MILWAUKEE — Donald Trump dived into deep-blue territory this week, pitching voters on an issue not often discussed on the presidential campaign trail: school choice.
Trump singled out Milwaukee as the “home of the first and oldest school choice” program.
The former president rallied in another Wisconsin Democratic stronghold — Dane County — Tuesday before facing a smaller crowd in the state’s largest city, where the Milwaukee Parental Choice Program was established in 1990 to give students from low-income families the option to attend private schools.
Trump was introduced in Milwaukee by former Gov. Tommy Thompson, who said he encouraged Trump to visit Dane and Milwaukee counties to drum up turnout in the state known for narrow-margins — 1% in 2016 and 2020 — in presidential elections.
Trump’s visit to Dane County was the first time a Republican presidential candidate has campaigned there since Bob Dole in 1996.
In Milwaukee, the former president declared education is “the civil-rights issue of our age.”
“No parent should be forced to send their children to a failing, government-run school,” he said as he read off proficiency rates of 16% in Milwaukee Public Schools with evident surprise.
The latest National Center for Education Statistics scorecard put Milwaukee Public School fourth- and eighth-grade students at less than 15% proficiency in reading and math in 2022.
The choice of a school-choice event in Brew City may point to the campaign’s hopes to galvanize voters in a traditionally Democratic stronghold on an issue that divides voters.
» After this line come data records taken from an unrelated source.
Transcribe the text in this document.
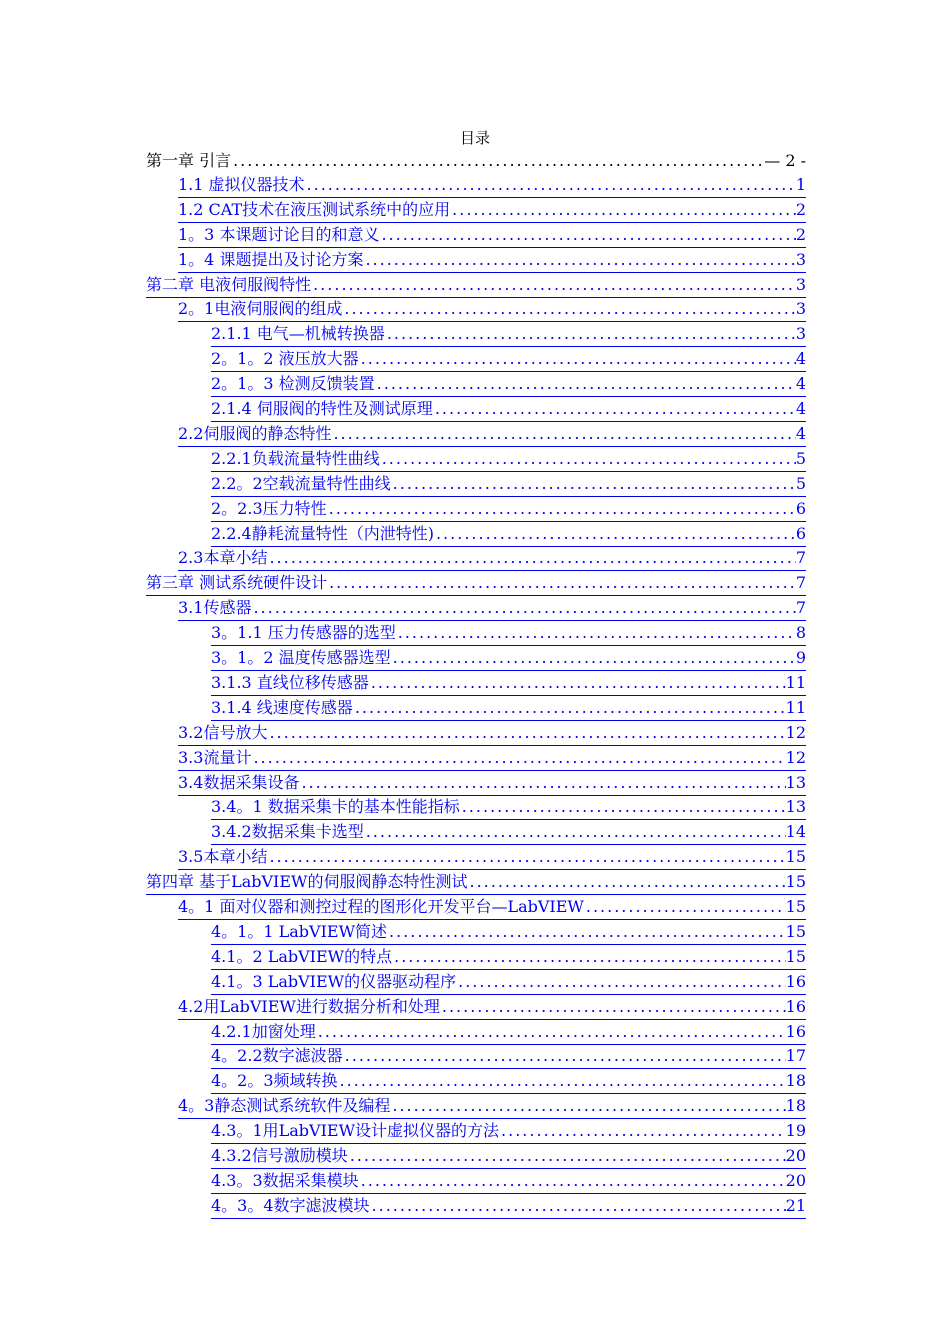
目录
第一章 引言 .....	— 2 -
1.1 虚拟仪器技术 .....	1
1.2 CAT技术在液压测试系统中的应用 .....	2
1。3 本课题讨论目的和意义 .....	2
1。4 课题提出及讨论方案 .....	3
第二章 电液伺服阀特性 .....	3
2。1电液伺服阀的组成 .....	3
2.1.1 电气—机械转换器 .....	3
2。1。2 液压放大器 .....	4
2。1。3 检测反馈装置 .....	4
2.1.4 伺服阀的特性及测试原理 .....	4
2.2伺服阀的静态特性 .....	4
2.2.1负载流量特性曲线 .....	5
2.2。2空载流量特性曲线 .....	5
2。2.3压力特性 .....	6
2.2.4静耗流量特性（内泄特性) .....	6
2.3本章小结 .....	7
第三章 测试系统硬件设计 .....	7
3.1传感器 .....	7
3。1.1 压力传感器的选型 .....	8
3。1。2 温度传感器选型 .....	9
3.1.3 直线位移传感器 .....	11
3.1.4 线速度传感器 .....	11
3.2信号放大 .....	12
3.3流量计 .....	12
3.4数据采集设备 .....	13
3.4。1 数据采集卡的基本性能指标 .....	13
3.4.2数据采集卡选型 .....	14
3.5本章小结 .....	15
第四章 基于LabVIEW的伺服阀静态特性测试 .....	15
4。1 面对仪器和测控过程的图形化开发平台—LabVIEW .....	15
4。1。1 LabVIEW简述 .....	15
4.1。2 LabVIEW的特点 .....	15
4.1。3 LabVIEW的仪器驱动程序 .....	16
4.2用LabVIEW进行数据分析和处理 .....	16
4.2.1加窗处理 .....	16
4。2.2数字滤波器 .....	17
4。2。3频域转换 .....	18
4。3静态测试系统软件及编程 .....	18
4.3。1用LabVIEW设计虚拟仪器的方法 .....	19
4.3.2信号激励模块 .....	20
4.3。3数据采集模块 .....	20
4。3。4数字滤波模块 .....	21
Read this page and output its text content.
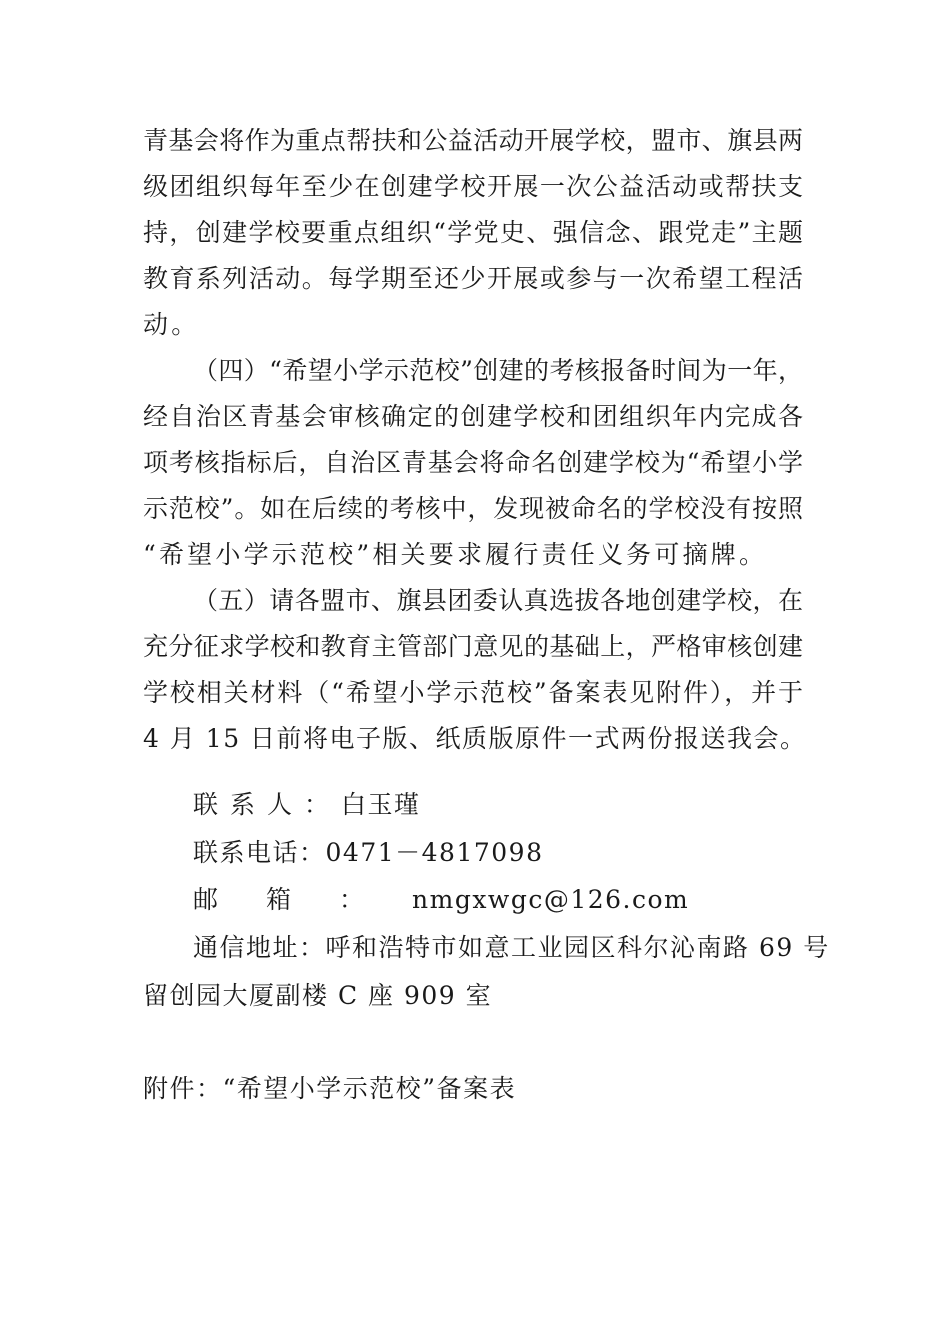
青基会将作为重点帮扶和公益活动开展学校，盟市、旗县两
级团组织每年至少在创建学校开展一次公益活动或帮扶支
持，创建学校要重点组织“学党史、强信念、跟党走”主题
教育系列活动。每学期至还少开展或参与一次希望工程活
动。
（四）“希望小学示范校”创建的考核报备时间为一年，
经自治区青基会审核确定的创建学校和团组织年内完成各
项考核指标后，自治区青基会将命名创建学校为“希望小学
示范校”。如在后续的考核中，发现被命名的学校没有按照
“希望小学示范校”相关要求履行责任义务可摘牌。
（五）请各盟市、旗县团委认真选拔各地创建学校，在
充分征求学校和教育主管部门意见的基础上，严格审核创建
学校相关材料（“希望小学示范校”备案表见附件），并于
4 月 15 日前将电子版、纸质版原件一式两份报送我会。
联系人：白玉瑾
联系电话：0471－4817098
邮箱：nmgxwgc@126.com
通信地址：呼和浩特市如意工业园区科尔沁南路 69 号
留创园大厦副楼 C 座 909 室
附件：“希望小学示范校”备案表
A summer 2024 Marquette University Law School survey of Wisconsin registered voters found 63% of Republicans and 57% of independents were dissatisfied or very dissatisfied with public schools, compared with 26% of Democratic voters. In Milwaukee, dissatisfaction with public schools overall was 78%.
Trump reiterated his campaign-platform position that his administration would significantly cut the Department of Education and “send it back to the states.”
“Democrats want to keep minority students in government-run schools,” he said before briefly sharing the mic with current and former school-choice students from the panel during his speech.
Trump gave his rambling remarks, which covered most of his campaign talking points along with education, to a crowd of mostly media and panelists in a small theater at Discovery World before taking questions from the press.
While the event was originally open to more attendees, the crowd was reportedly cut due to security and capacity concerns, leaving some Trump supporters confused and disappointed.
Before the event, The Post spoke with would-be attendee Laura Palus, 56, who runs a nonprofit that “supports pregnant women in need.” Palus said of Trump, “I think he’s a great candidate across the board.”
“The economy was so strong under him. I think he’ll bring it back and pare down spending.”
Palus said she likes Trump’s education stance, which she described as giving decision-making power to families and local government versus the federal Department of Education.
Ned Daniels Jr., former chairman of the Forest County Potawatomi, told The Post before entering the venue that he’d traveled from Crandon, in northern Wisconsin, to Milwaukee to “listen to Trump and see what’s on his mind.”
Daniels said he thinks the state of the economy is the top issue in the election for the Forest County Potawatomi tribe — but foreign affairs are important too.
“We need leadership that will jump up and bring an end to rhetoric,” he said. He believes Trump has the “ability to sit down and get something done” with foreign leaders.
“I hope he can remember us,” Daniels said of the former president. “I think he might be the man to move us on.”
Daniels’ wife, Kim, said she used to be a Kamala Harris supporter — “She’s a woman and a minority” — but now supports Trump.
“Harris needs to stand firm on what she says, but she flip flops so much.” Kim Daniels, who is self-employed, said. “I was rooting for her. I was a supporter at the beginning.”